O da bu savaşta Erdoğan’ın yanında yer alıyor.

 

CEMAAT’TEN NEFRET EDİYOR

Bahsettiğim arkadaşın zihin dünyası üç aşağı beş yukarı bu minvalde…

Erdoğan her zaman haklı, ona muhalefet edenler ise haksız…

Cemaat’e husumet besliyor.

Hizmet felsefesinden nefret ediyor.

Erdoğan Cemaat’e soykırım uygularken hiç üzüntü duymuyor.

Aksine hak ettiğini düşünüyor.

Yaklaşık 4 yıldır devam eden zulmü görmüyor.

Olup biten her kötülüğü Cemaat’e fatura ediyor.

“Cemaat senin bildiğin gibi değil. Erdoğan kumpas kurdu. Kadın erkek, genç yaşlı ayrımı yapmadan Cemaat mensuplarına zulmediyor” denildiğinde kendisini şöyle savunuyor:

-Ben araştırdım. İki tarafı da inceledim. Cemaat haksız.

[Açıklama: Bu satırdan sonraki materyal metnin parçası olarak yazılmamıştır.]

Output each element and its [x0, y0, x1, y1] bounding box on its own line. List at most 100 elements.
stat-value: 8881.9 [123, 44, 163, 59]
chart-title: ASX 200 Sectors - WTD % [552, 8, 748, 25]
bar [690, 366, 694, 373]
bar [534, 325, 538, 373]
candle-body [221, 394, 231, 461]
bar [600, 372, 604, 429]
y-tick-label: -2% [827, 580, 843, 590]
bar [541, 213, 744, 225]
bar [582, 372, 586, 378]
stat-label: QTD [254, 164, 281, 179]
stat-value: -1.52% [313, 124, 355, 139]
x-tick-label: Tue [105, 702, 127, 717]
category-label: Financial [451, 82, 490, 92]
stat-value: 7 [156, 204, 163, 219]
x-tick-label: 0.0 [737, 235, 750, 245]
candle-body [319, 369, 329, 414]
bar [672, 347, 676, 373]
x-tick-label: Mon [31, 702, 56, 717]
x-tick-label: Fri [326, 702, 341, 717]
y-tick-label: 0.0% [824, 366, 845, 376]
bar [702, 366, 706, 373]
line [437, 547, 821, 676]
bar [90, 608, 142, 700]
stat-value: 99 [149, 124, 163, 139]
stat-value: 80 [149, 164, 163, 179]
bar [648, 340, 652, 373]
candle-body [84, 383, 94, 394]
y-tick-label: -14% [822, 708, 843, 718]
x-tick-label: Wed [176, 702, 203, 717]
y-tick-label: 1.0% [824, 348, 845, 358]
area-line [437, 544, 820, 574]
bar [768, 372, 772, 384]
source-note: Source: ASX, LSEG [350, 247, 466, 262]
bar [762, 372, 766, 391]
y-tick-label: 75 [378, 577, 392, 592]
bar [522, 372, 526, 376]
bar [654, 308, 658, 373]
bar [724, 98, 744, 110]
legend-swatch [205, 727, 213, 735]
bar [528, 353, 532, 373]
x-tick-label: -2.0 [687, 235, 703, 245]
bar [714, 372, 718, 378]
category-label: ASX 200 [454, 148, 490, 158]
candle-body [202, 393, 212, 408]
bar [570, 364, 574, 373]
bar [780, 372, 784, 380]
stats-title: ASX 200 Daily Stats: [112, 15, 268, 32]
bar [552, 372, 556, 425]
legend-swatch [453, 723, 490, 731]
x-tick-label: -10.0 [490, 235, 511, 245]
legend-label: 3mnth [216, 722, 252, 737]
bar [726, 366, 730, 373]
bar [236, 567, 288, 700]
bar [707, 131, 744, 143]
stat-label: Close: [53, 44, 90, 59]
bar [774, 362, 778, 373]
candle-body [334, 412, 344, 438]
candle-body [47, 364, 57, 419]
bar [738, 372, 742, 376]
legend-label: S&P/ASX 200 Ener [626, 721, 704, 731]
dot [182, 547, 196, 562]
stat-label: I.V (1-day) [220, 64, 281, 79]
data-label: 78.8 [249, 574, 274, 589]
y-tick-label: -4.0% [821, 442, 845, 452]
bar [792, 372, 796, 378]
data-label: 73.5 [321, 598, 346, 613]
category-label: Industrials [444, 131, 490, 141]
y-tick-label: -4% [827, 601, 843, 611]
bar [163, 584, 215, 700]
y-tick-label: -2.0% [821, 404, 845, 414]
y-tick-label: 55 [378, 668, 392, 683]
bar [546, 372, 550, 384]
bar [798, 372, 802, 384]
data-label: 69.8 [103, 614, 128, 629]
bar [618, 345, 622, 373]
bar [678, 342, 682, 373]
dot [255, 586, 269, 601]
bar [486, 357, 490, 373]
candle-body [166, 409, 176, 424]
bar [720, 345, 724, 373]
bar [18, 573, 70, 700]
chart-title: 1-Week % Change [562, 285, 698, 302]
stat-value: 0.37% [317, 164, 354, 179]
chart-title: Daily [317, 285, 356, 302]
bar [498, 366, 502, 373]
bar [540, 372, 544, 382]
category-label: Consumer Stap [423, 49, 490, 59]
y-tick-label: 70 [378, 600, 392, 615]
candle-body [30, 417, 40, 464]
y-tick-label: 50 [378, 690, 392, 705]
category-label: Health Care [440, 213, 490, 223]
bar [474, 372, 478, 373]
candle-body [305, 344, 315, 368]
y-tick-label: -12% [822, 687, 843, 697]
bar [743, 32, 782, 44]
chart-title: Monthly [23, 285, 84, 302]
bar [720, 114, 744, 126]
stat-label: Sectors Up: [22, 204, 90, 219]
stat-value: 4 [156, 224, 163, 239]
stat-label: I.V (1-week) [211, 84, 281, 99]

Erdoğan haklı…

 

SANKİ İLAHİ VAHİY

Bu arkadaş yalnız değil…

Onun gibi düşünen o kadar çok insan var ki etrafımızda…

Şehirlerde, köylerde, kasabalarda yaşıyorlar.

İçlerinde üniversite mezunu da var okuma yazma bilmeyen de…

Çoğu komşumuz ya da yakın akrabamız…

Tanıdıkları, sevdikleri insanları Erdoğan zindana atıyor ama onlar faturayı yine Cemaat’e kesiyor.

-Vardır bir suçları…

-Olmasa devlet içeri atar mıydı?

-Neden bize dokunmuyor, çünkü suçumuz yok…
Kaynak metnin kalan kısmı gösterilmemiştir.